Critiques Cinéma

L’AN 01 (Critique)

SYNOPSIS : Un beau matin, fatigués de se lever pour nourrir la machine capitaliste et satisfaire les exigences d’une inutile course au progrès, les travailleurs français ont décidé de tout arrêter pour réfléchir sur ce qui est véritablement nécessaire à leur bonheur commun… L’an 01 est une oeuvre emblématique post 68 et reste très représentative de la contestation des années 70 avec des thèmes aussi variés que l’écologie, la négation de l’autorité , l’amour libre, le vie en communauté…

Peut-on dire que cet An 01 ait bien vieilli ? D’un côté, il reste l’objet formel, une farce utopiste libertarienne décapante aux propos bien ancrés à gauche dans un vent de revendications hérité de Mai 68. Et de l’autre côté, il est difficile d’ignorer que parmi les têtes que l’on voit apparaître dans le film, certaines sont décédées quand la majorité de celles qui restent ont vu leurs convictions politiques fuir à l’opposé du spectre en vieillissant, rendant le visionnage du film aujourd’hui particulièrement cocasse si ce n’est tragique. Mais malgré ces rides, L’An 01 – ancré dans son époque et dans les mouvements artistiques socio-politiques des années 70 françaises – reste une œuvre actuelle aussi hilarante qu’elle est limitée par sa propre utopie. Premier film mis en scène par Jacques Doillon (dont, pareil, le nom n’a pas très bien vieilli), adapté de la bande-dessinée du même titre de Gébé à l’époque diffusée dans les pages de Politique-Hebdo puis de Charlie Hebdo, L’An 01 pose un concept très simple : un jour, tout le monde décide d’arrêter. « On arrête tout ». Mardi 15h, les usines s’arrêtent, les chauffeurs arrêtent de conduire, les journalistes ne journalistent plus… On jette ses clefs par la fenêtre, on plante son potager sur les trottoirs parisiens.
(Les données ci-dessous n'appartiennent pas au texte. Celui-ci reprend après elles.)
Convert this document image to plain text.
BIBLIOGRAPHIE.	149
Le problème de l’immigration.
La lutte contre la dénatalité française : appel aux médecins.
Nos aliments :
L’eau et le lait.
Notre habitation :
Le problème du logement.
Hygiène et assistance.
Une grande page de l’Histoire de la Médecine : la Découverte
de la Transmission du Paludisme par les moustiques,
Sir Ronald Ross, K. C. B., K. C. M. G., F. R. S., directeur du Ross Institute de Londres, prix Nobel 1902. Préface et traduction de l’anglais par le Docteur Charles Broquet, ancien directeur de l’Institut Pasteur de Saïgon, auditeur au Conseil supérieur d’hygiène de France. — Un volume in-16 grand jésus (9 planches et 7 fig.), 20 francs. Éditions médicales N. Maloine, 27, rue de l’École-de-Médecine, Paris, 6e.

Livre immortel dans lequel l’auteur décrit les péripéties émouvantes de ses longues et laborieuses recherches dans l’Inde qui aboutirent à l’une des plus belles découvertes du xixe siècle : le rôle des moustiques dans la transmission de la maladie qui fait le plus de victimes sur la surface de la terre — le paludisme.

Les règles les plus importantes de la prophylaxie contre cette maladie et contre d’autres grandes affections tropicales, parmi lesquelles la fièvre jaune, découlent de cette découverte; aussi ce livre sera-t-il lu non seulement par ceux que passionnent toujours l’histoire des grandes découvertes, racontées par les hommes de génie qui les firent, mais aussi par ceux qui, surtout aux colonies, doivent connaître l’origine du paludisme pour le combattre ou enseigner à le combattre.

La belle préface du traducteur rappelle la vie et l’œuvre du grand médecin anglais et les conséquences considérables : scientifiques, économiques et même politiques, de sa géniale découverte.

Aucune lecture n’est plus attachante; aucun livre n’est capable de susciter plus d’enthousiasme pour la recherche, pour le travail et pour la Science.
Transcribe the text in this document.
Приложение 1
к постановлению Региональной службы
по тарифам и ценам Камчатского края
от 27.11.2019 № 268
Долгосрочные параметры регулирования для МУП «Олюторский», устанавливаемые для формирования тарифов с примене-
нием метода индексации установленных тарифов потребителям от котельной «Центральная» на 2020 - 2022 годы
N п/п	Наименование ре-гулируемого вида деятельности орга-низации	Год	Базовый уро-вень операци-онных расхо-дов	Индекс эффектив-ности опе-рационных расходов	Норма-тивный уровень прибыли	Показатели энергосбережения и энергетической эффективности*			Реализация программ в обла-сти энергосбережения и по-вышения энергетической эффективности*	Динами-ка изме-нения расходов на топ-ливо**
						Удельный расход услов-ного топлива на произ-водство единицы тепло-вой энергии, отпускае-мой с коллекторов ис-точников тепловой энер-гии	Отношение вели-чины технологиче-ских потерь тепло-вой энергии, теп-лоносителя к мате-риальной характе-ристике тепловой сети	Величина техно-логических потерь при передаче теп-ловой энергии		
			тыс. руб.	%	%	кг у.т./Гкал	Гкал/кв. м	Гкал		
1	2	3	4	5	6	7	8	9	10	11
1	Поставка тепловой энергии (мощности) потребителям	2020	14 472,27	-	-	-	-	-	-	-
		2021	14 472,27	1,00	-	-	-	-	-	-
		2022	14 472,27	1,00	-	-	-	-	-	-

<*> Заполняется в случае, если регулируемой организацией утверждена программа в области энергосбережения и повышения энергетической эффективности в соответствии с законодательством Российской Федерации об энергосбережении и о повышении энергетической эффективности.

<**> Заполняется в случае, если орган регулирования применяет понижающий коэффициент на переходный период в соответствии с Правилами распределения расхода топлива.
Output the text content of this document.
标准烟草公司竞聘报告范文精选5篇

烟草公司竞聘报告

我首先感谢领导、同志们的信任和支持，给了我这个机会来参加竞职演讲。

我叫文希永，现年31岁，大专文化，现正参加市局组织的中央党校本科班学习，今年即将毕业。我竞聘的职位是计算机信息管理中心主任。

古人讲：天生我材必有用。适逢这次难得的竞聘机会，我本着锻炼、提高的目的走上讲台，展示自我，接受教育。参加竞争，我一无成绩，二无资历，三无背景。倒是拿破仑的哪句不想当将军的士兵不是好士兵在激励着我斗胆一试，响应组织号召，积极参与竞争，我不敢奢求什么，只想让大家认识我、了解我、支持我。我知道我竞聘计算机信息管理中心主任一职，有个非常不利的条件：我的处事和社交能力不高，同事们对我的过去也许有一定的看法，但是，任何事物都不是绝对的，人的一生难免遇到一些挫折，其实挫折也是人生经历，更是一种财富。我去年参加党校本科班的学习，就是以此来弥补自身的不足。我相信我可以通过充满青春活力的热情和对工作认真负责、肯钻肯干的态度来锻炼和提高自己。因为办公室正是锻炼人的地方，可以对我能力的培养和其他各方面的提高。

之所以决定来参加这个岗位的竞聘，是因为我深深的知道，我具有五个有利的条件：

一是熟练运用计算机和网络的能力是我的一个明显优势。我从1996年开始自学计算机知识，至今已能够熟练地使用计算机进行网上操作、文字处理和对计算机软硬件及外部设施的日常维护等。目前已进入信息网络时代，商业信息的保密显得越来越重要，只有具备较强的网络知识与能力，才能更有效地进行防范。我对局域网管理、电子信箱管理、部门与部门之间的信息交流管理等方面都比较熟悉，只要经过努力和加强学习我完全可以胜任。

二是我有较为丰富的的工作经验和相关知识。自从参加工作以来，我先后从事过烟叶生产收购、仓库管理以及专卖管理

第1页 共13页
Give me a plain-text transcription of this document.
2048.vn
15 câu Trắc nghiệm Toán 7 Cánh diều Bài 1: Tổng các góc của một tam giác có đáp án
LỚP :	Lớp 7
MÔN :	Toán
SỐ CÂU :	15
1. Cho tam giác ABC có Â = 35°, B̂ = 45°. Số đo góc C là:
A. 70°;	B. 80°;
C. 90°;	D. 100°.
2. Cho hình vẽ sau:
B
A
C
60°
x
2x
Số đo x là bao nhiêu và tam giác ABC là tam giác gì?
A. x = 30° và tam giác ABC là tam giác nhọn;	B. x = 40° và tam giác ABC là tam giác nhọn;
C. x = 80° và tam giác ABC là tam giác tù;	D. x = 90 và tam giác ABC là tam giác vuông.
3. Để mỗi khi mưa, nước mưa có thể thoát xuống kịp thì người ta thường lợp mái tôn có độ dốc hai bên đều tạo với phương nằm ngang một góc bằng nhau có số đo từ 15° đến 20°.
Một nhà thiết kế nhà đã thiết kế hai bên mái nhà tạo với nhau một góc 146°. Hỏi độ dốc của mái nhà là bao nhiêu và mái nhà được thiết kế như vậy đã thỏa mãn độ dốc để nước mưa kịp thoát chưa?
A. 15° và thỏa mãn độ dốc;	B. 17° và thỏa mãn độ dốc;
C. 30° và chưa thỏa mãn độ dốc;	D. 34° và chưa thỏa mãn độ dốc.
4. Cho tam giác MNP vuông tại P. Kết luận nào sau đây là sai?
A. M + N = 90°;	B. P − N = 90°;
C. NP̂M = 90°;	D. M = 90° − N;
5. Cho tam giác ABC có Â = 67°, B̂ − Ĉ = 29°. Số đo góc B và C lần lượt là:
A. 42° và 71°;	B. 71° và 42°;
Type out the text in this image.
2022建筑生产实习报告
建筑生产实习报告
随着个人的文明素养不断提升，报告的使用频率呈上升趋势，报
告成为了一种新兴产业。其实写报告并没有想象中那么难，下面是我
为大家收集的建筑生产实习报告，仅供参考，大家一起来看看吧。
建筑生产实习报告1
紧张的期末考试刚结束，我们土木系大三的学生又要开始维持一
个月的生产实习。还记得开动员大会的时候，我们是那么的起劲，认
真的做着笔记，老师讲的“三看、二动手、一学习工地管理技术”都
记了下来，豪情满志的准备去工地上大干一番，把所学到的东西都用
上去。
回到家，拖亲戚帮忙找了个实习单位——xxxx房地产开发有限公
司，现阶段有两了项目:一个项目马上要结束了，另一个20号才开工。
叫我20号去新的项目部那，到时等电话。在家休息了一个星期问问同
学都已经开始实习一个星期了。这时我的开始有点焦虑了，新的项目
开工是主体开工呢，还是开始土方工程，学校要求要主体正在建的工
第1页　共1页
On fait un pas de côté et on se parle. On s’arrête et on recommence, c’est ça l’an 01.

Par une série de pastilles façon film à sketches, dessinant le peuple français (avec une partie au Sénégal et une autre à New-York) par des moments de vie captés à divers endroits, L’An 01 assume ses aspects cartoonesques par la cocasserie constante de ses dialogues, tantôt absurdes tantôt ironiques, pour raconter implicitement les questionnements socio-politiques de toute une génération. Pourquoi la propriété ? Pourquoi l’agent, pourquoi les banques ? Pourquoi doit-on obéir à son patron pour son propre revenu ? Par son scénario plein d’idées barrées et de saynètes décalées qui racontent chacune à leur façon le concept du film, L’An 01 se la joue comédie grotesque en forme de parodie documentaire, ne se faisant ni tract politique ni clip de campagne mais plutôt réflexion à la fois enjouée et désillusionnée sur le monde qui nous entoure.

Doillon et Gébé, avec trois francs six sous, embarquent un casting ample dans lequel on retrouve beaucoup de noms connus (pêle-mêle : Gérard Depardieu, Coluche, Josiane Balasko, Thierry Lhermitte, Gérard Jugnot, Daniel Auteuil, Cabu, Christian Clavier et même la voix de Stan Lee – oui oui), quasiment tous présents pour une scène unique au sein d’un recueil de sketches. L’An 01 évoque alors les questions écologiques, la fin des obsessions matérialistes, la défiance de l’autorité et plus globalement l’idée du ras-le-bol général.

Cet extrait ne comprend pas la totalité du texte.